Last week witnessed a number of major fundamentals from Asian economies pushing equity markets up after fluctuations witnessed in the beginning of the week. Easing inflation in China and declining unemployment in Australia were enough to increase investors' appetite for risk, helping Asian indices to rise, but still fears regarding the situation in Greece ignited concern in financial markets that makes us expect sharp moves next week.

There is no doubt that investors are still worried about the strength of the global recovery, despite that the EU Economic Summit in Brussels carried good news concerning the deficit crisis in Greece. Finance Ministers agreed to aid Greece to narrow its deficit that rose to 12.7% of last year’s GDP, while the union's limit is 3.0%.

Inflation in China eased to 1.5% in January compared with a previous 1.9%, and it came less than the forecasted 2.1%. Producer prices rose 4.3% in January from a year earlier, compared with 1.7% in the previous month, while the purchasing price index came at 5.5% from 3.0%.

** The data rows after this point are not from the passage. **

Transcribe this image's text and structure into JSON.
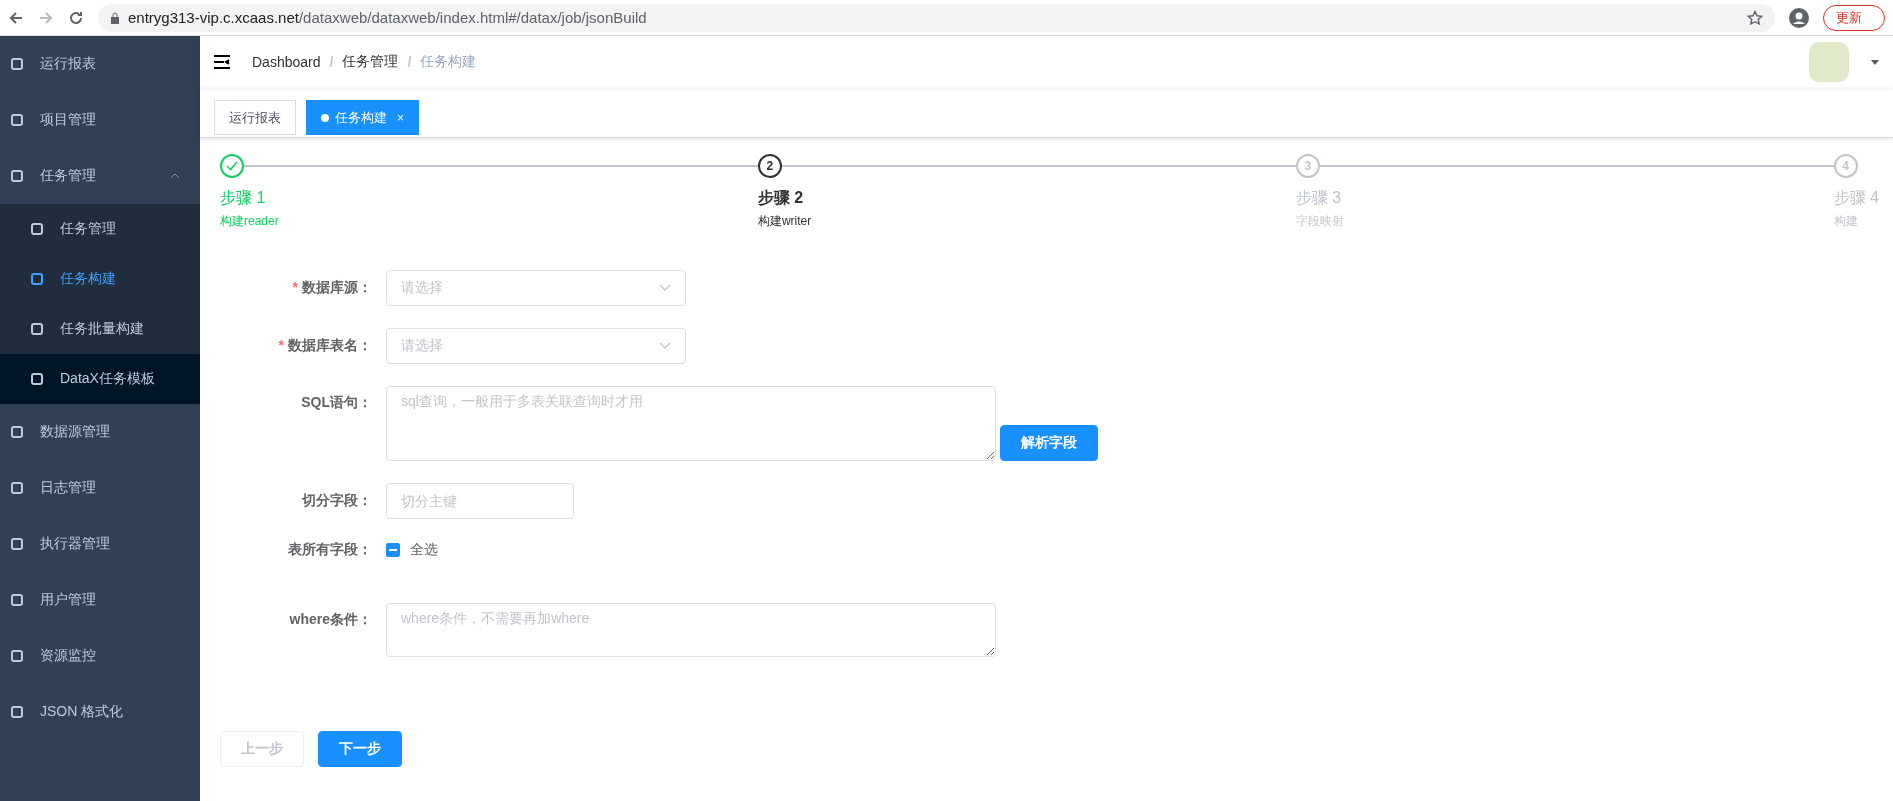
{
  "browser": {
    "url_host": "entryg313-vip.c.xcaas.net",
    "url_path": "/dataxweb/dataxweb/index.html#/datax/job/jsonBuild",
    "update_button": "更新"
  },
  "sidebar": {
    "items": [
      {
        "label": "运行报表",
        "selected": false
      },
      {
        "label": "项目管理",
        "selected": false
      },
      {
        "label": "任务管理",
        "selected": false,
        "expanded": true,
        "children": [
          {
            "label": "任务管理",
            "selected": false,
            "hovered": false
          },
          {
            "label": "任务构建",
            "selected": true,
            "hovered": false
          },
          {
            "label": "任务批量构建",
            "selected": false,
            "hovered": false
          },
          {
            "label": "DataX任务模板",
            "selected": false,
            "hovered": true
          }
        ]
      },
      {
        "label": "数据源管理",
        "selected": false
      },
      {
        "label": "日志管理",
        "selected": false
      },
      {
        "label": "执行器管理",
        "selected": false
      },
      {
        "label": "用户管理",
        "selected": false
      },
      {
        "label": "资源监控",
        "selected": false
      },
      {
        "label": "JSON 格式化",
        "selected": false
      }
    ]
  },
  "breadcrumb": [
    {
      "kind": "link",
      "text": "Dashboard"
    },
    {
      "kind": "separator",
      "text": "/"
    },
    {
      "kind": "link",
      "text": "任务管理"
    },
    {
      "kind": "separator",
      "text": "/"
    },
    {
      "kind": "current",
      "text": "任务构建"
    }
  ],
  "tabs": [
    {
      "label": "运行报表",
      "selected": false
    },
    {
      "label": "任务构建",
      "selected": true,
      "close": "×"
    }
  ],
  "steps": [
    {
      "title": "步骤 1",
      "description": "构建reader",
      "kind": "finish"
    },
    {
      "number": "2",
      "title": "步骤 2",
      "description": "构建writer",
      "kind": "process"
    },
    {
      "number": "3",
      "title": "步骤 3",
      "description": "字段映射",
      "kind": "wait"
    },
    {
      "number": "4",
      "title": "步骤 4",
      "description": "构建",
      "kind": "wait"
    }
  ],
  "form": [
    {
      "kind": "select",
      "label": "数据库源：",
      "required_mark": "*",
      "placeholder": "请选择"
    },
    {
      "kind": "select",
      "label": "数据库表名：",
      "required_mark": "*",
      "placeholder": "请选择"
    },
    {
      "kind": "sql",
      "label": "SQL语句：",
      "placeholder": "sql查询，一般用于多表关联查询时才用",
      "button": "解析字段"
    },
    {
      "kind": "input",
      "label": "切分字段：",
      "placeholder": "切分主键"
    },
    {
      "kind": "checkbox",
      "label": "表所有字段：",
      "option": "全选",
      "indeterminate": true
    },
    {
      "kind": "textarea",
      "label": "where条件：",
      "placeholder": "where条件，不需要再加where"
    }
  ],
  "buttons": [
    {
      "label": "上一步",
      "disabled": true
    },
    {
      "label": "下一步",
      "disabled": false
    }
  ]
}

However, inflationary pressures eased after the People's Bank of China decided last month to force banks to raise their deposits by 0.5%, which is helping to control lending growth to avoid an asset bubble formation, which threatens growth in the world's fastest growing economy. On the other hand, the Chinese Banking Regulator Commission said China will control credit growth to reach 7.5 trillion yuan ($1.1 trillion) during this year.

Monetary policy makers are still monitoring credit markets since the Chinese GDP grew 8.7% in 2009 more than the government's target of 8.00%, raising concerns about a bubble in the properties and stocks market. Thus, the central bank may raise interest rates and loosen controls on the yuan in the upcoming period in order to keep inflation rate under control.

Moreover, a report showed Chinese exports climbed 21% in January from a year earlier recording $109 billion, while imports jumped 85.5% to record $95.43 billion. China's trade balance surplus narrowed to $14.17 billion in January compared with a previous surplus of $18.43 billion, and it was anticipated to show a surplus of $20.00 billion.

Nevertheless, unemployment in Australia unexpectedly declined for the third straight month to 5.3% in January from 5.5% in December, while it was expected to incline to 5.6%. Employment change rose for the fifth straight month and it came at 52.7 thousand in January compared with a prior revised 37.5 thousand from 35.2 thousand, while forecasts referred to 15.0 thousand.

Such improvements in the labor market are proving that the business sector is much stronger and demand for workers is increasing alongside better sales and advancing exports. Demand from China for resources is inclining especially with the nation's manufacturing sector rebounding, while commodities prices are recovering from last year's low records adding to exports value.

Better conditions in the labor market are adding pressures on the Reserve Bank to raise interest rates next month, after they were kept at 3.75% in February to give more chance for earlier changes to show its effect on markets. The RBA raised borrowing costs by 25 basis points in December following two similar decisions in October and November to become the first central bank in the world to raise its benchmark three times in 2009.

As for Japan, the current account surplus narrowed to 900.8 billion in December compared with a previous surplus of 1103.0 billion yen in November, while the adjusted current account surplus came at 1100.5 billion yen following a surplus of 1304.8 billion yen.

The nation's trade balance surplus widened to 631.2 billion yen from 490.6 billion yen, and it came less than market projections of 669.4 billion yen. The report showed Japanese exports gained on the year for the first time 15 months that makes us believe the world's second largest economy will gain back the support of the exports sector after a long absence. Overseas shipments rose 11.7% in December from a year earlier giving hope for Japanese manufacturers after a prolonged drop.

Yet, The Bank of Korea decided to keep interest rates steady at the low record of 2.00% for the 12th straight month, inline with market expectations. Policy makers aim at giving the economy more time to benefit from low borrowing costs to support recovery in Asia's fourth largest economy.

Mixed fundamentals seen recently in South Korea besides the government's pressures, forced Governor Lee to keep rates steady. The Korean Finance Minister said "it is premature for South Korea to pursue an aggressive exit strategy such as an interest rate increase", which makes us expect interest rates not to be raised in the first half of this year.

The MSCI Asia Pacific Index ended Friday’s trading by climbing 0.6% to 116.70. As for Nikkei 225 it ended Friday’s trading by rising 1.29% to close at 10,092.20 points. Meanwhile the S&P/ASX 200 closed on Friday at 4562.10 after rising 0.17%. Hang Seng ended Friday’s trading by falling 0.11% to close at 20268.69 points.

Dear reader, our tour in Asian economies this came to an end, and we are waiting for more fundamentals to be released this week that may help us figure out where the Asian region is heading, towards recovery or still held by the recession?